Тишина. Одноклассница, не выдержав моего обвиняющего взгляда, смущенно отводит глаза в сторону.
– Зря ты так, – каждое слово впечатывается в вечернюю мглу, возводя невидимую преграду между нами, – ну, что же, теперь я буду знать, как ты ко мне относишься. Всего тебе доброго Ань. Я, пожалуй, пойду.
Весь мой вид буквально вопиет о незаслуженной обиде. Музыка на некоторое время стихает. Медленно поворачиваюсь и, опустив голову, бреду к парням. Интересно, когда она меня окликнет?
– Леша, подожди.
Приходится вернуться. В зеленых глазах сверкает прозрачная влага. Руки девушки нервно теребят полы пальто. Чувствую укол совести. Взрослый мужик виртуозно играет на чувствах школьницы. И пофиг, что я нахожусь в теле её ровесника. Все равно возникает ощущение, что обманываю чистого и неискушенного во взрослых играх женщин и мужчин ребенка.
– Извини меня, пожалуйста, – тихо произносит она, – я была не права.
– Все нормально, – я осторожно присаживаюсь на краешек скамьи возле Ани, – но, пожалуйста, больше не разбрасывайся такими словами.
– Не буду, – девчонка виновато опускает голову.
– Вот и хорошо, – успокаивающе произношу я, – проехали. Хочешь анекдот?
– Давай.
– Мам, почему на первое сентября все девочки нарядные, – копирую детский писклявый голосок, – в белых передничках, с большими красивыми бантами, косичками, яркими лентами, а я как дура в строгом костюме и волосами, собранными в пучок? Тамарочка, но ты же директор школы!
Негромкий переливчатый смех Ани разрезает тишину мелодичным звоном маленьких колокольчиков.
* * *
18 сентября 1978-ого года. 14.55. Понедельник.

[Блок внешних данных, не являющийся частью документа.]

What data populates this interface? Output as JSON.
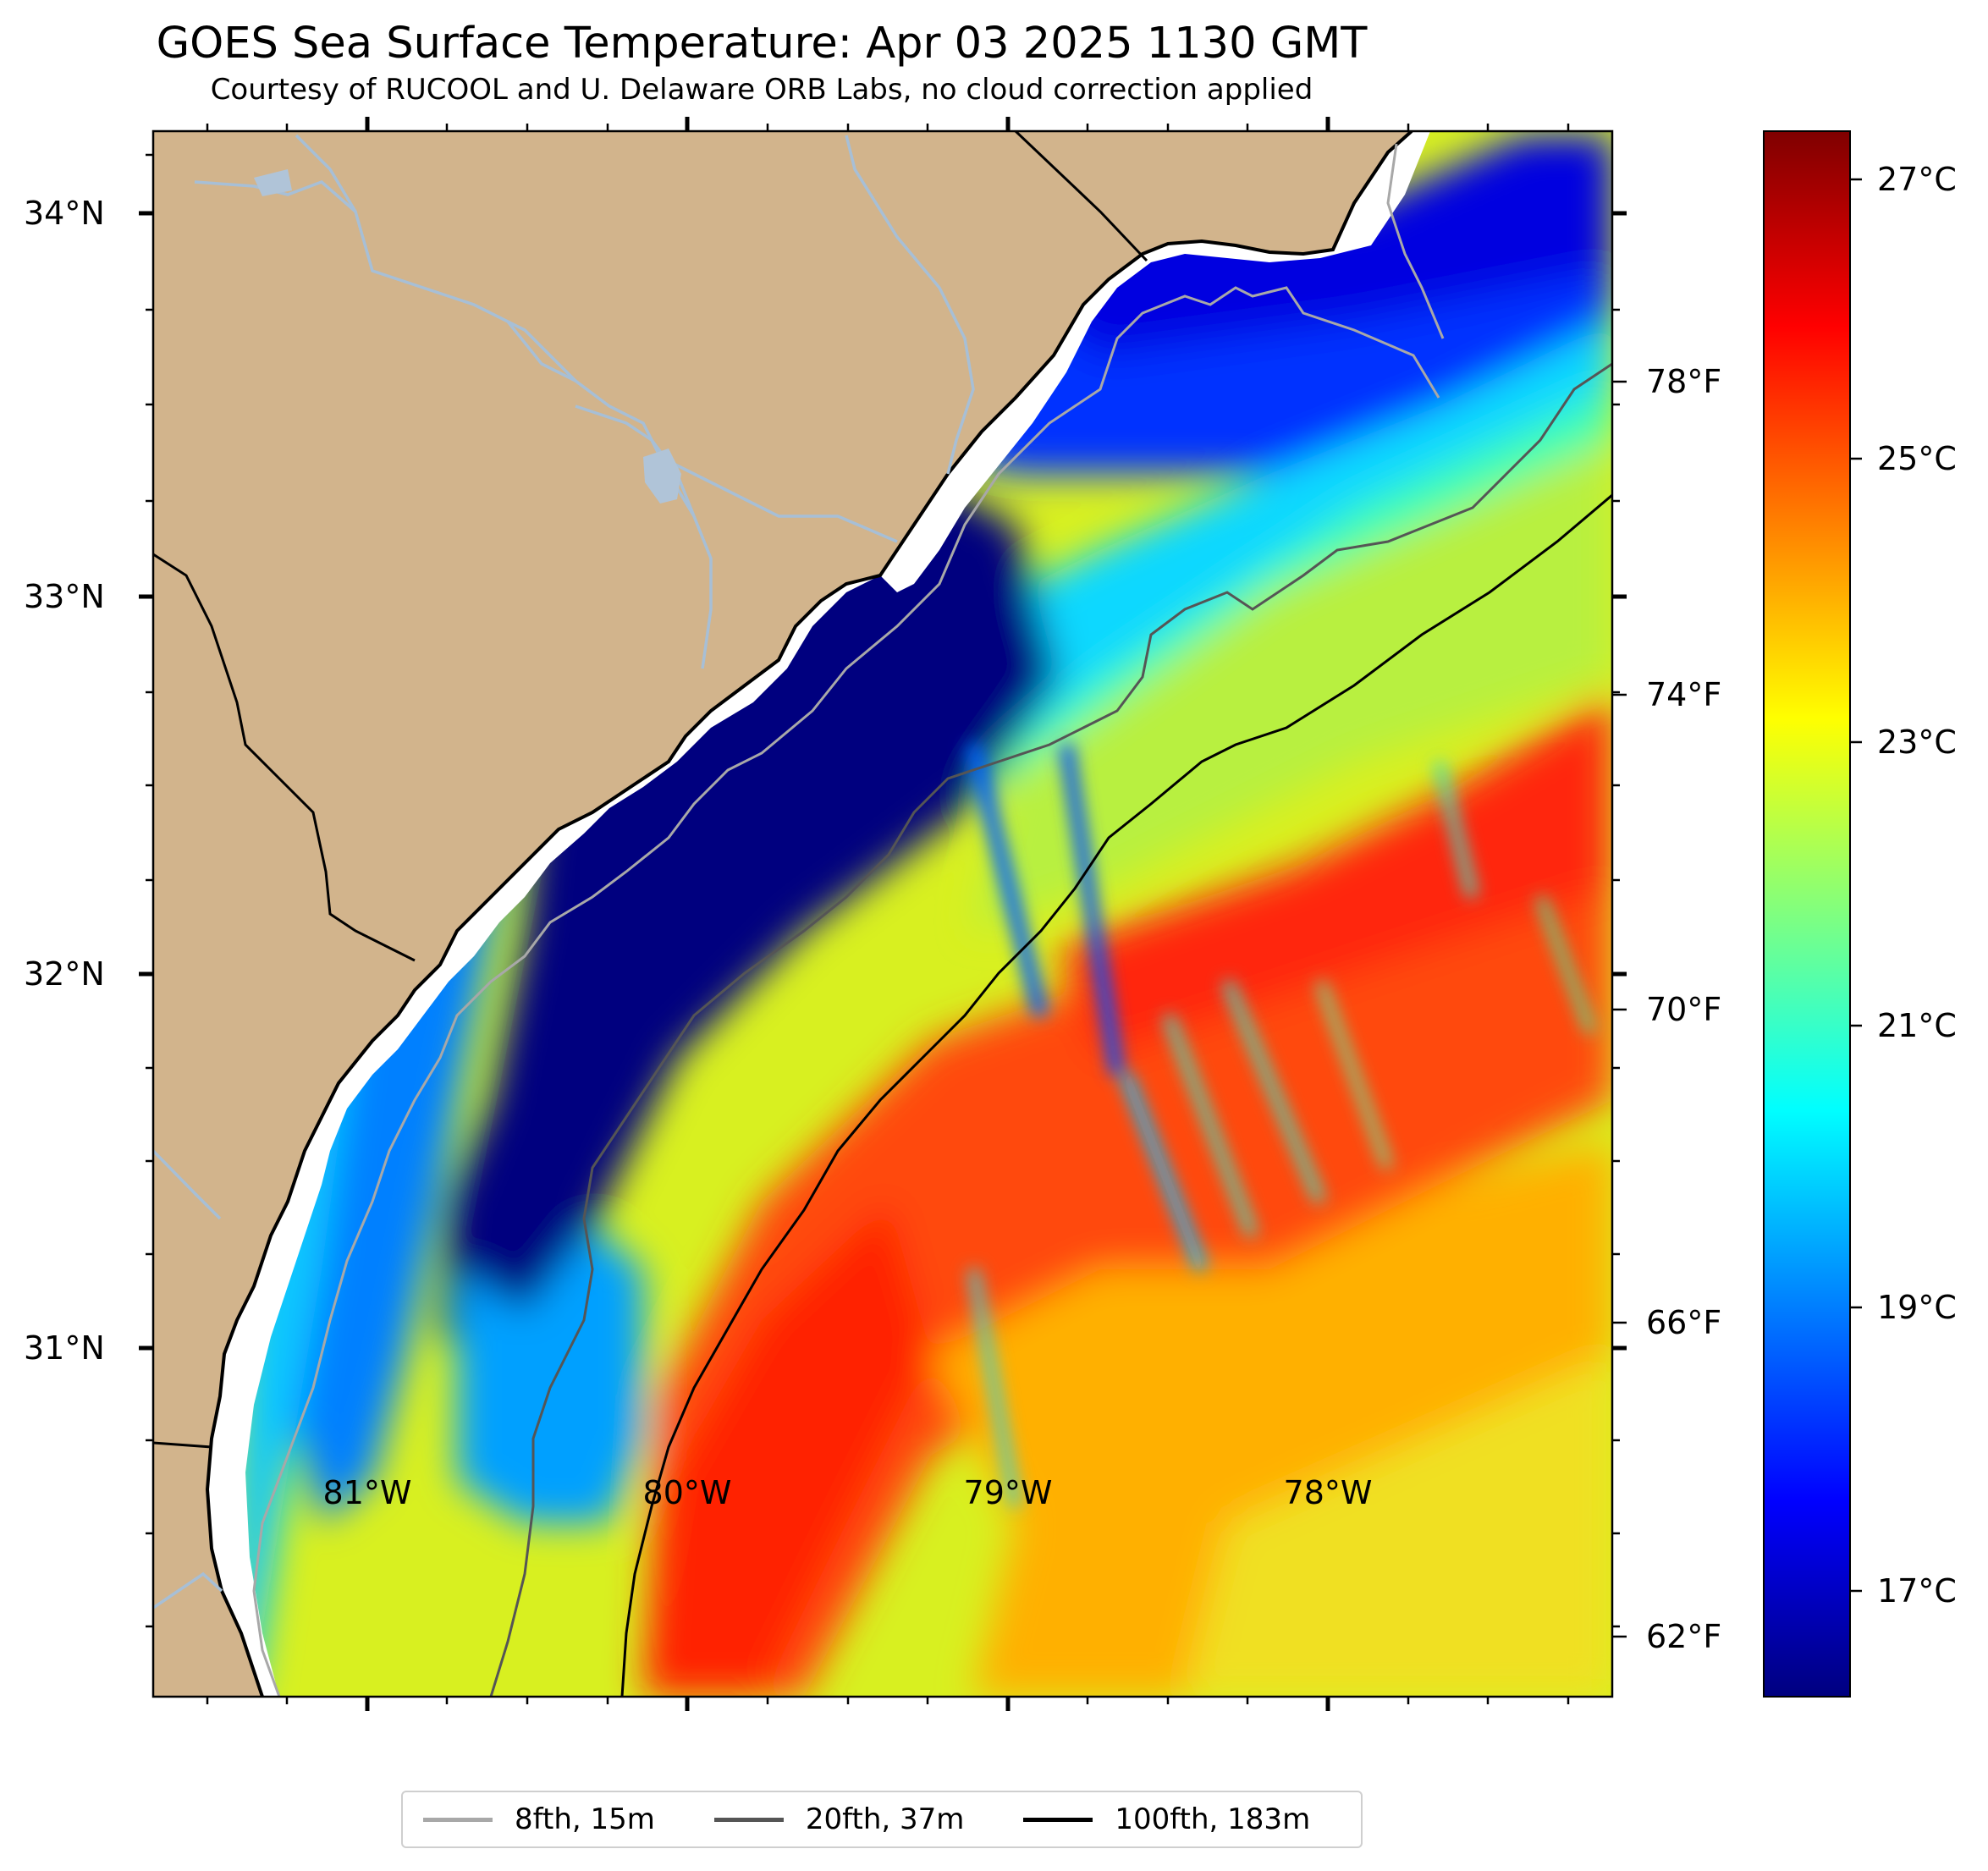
{
  "title": "GOES Sea Surface Temperature: Apr 03 2025 1130 GMT",
  "subtitle": "Courtesy of RUCOOL and U. Delaware ORB Labs, no cloud correction applied",
  "lat_labels": [
    "34°N",
    "33°N",
    "32°N",
    "31°N"
  ],
  "lon_labels": [
    "81°W",
    "80°W",
    "79°W",
    "78°W"
  ],
  "fahrenheit_ticks": [
    "78°F",
    "74°F",
    "70°F",
    "66°F",
    "62°F"
  ],
  "celsius_ticks": [
    "27°C",
    "25°C",
    "23°C",
    "21°C",
    "19°C",
    "17°C"
  ],
  "colorbar": {
    "min_c": 16.2,
    "max_c": 27.4,
    "colormap": "jet"
  },
  "legend": [
    {
      "label": "8fth, 15m",
      "color": "#a8a8a8"
    },
    {
      "label": "20fth, 37m",
      "color": "#555555"
    },
    {
      "label": "100fth, 183m",
      "color": "#000000"
    }
  ],
  "colors": {
    "land": "#d2b48c",
    "river": "#a7bfd6",
    "coast": "#000000"
  }
}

– Ну хорошо, – Нелли Робертовна испытующе смотрит на меня, – будем считать, что вы меня убедили. Попробуйте. Вреда от этого точно не будет, а польза огромная. Школьники должны знать, какой ценой нам досталась победа, а лучше ветеранов об этом никто не расскажет. Тем более что Шелестов и Залесский предлагают очень оригинально все оформить. Уверена, детям будет интересно. Думаю, такую инициативу можно и даже нужно поддержать.
– Нина Алексеевна, – директор разворачивается к своему заместителю, – давайте все устроим в актовом зале. Скажем, в следующий четверг. Вместо пятого урока. Пригласим девятые и десятые классы. Ребята взрослые, сознательные. Думаю, им будет интересно.
– Хорошо, – завуч как всегда невозмутима, – все организуем.
– А вы Ольга Александровна, как следует, проработайте план мероприятия с Шелестовым, Залесским и Богдановым, – обращается директор к классной, – потом обязательно ознакомите меня с тем, что у вас получилось.
– Конечно, – классная отвечает с еле заметной запинкой, чувствуется, что она немного волнуется, – посидим, все обдумаем, а через недельку к понедельнику все подготовим. Правда, ребята?
„Ребята“ подтверждают свое согласие утвердительными восклицаниями.
– Спасибо Нелли Робертовна, – радостно влезает Залесский, – мы вас не подведем.
Комсорг школы солидно кивает, поддерживая мнение своего „младшего“ коллеги.
Мысленно перевожу дух. Я минут сорок распинался перед директором и завучем, стараясь как можно привлекательнее преподнести им свою задумку. Пытался быть очень убедительным и заразить их своими идеями. Похоже, мне это удалось.
Подробно ответил на все каверзные вопросы, рассказал, почему это нужное и необходимое для школы мероприятие, упирая на необходимость патриотического воспитания молодежи и сохранения памяти о Великой Отечественной Войне. Такие инициативы сегодня поощряются. Так что мои слова упали на благодатную почву. Поддержка комсоргов, желающих „засветиться“ в такой акции, и получить одобрение „старших товарищей“ тоже сыграла свою роль.
– Хорошо, – директор по-прежнему смотрит на меня, – Ольга Александровна жду от вас окончательный план мероприятия к утру следующего вторника. Вопросов больше нет? Все свободны.
Вежливо пропускаем вперед завуча и классного руководители, выходим за ними с коридор.
– Давай Шелестов подумай еще сегодня хорошо над этим, завтра увидимся, переговорим, перед встречей с Ольгой Александровной, поделишься своими мыслями, и мы, глядишь, тоже кое-что подскажем, – в голосе Богданова звучат командирские нотки.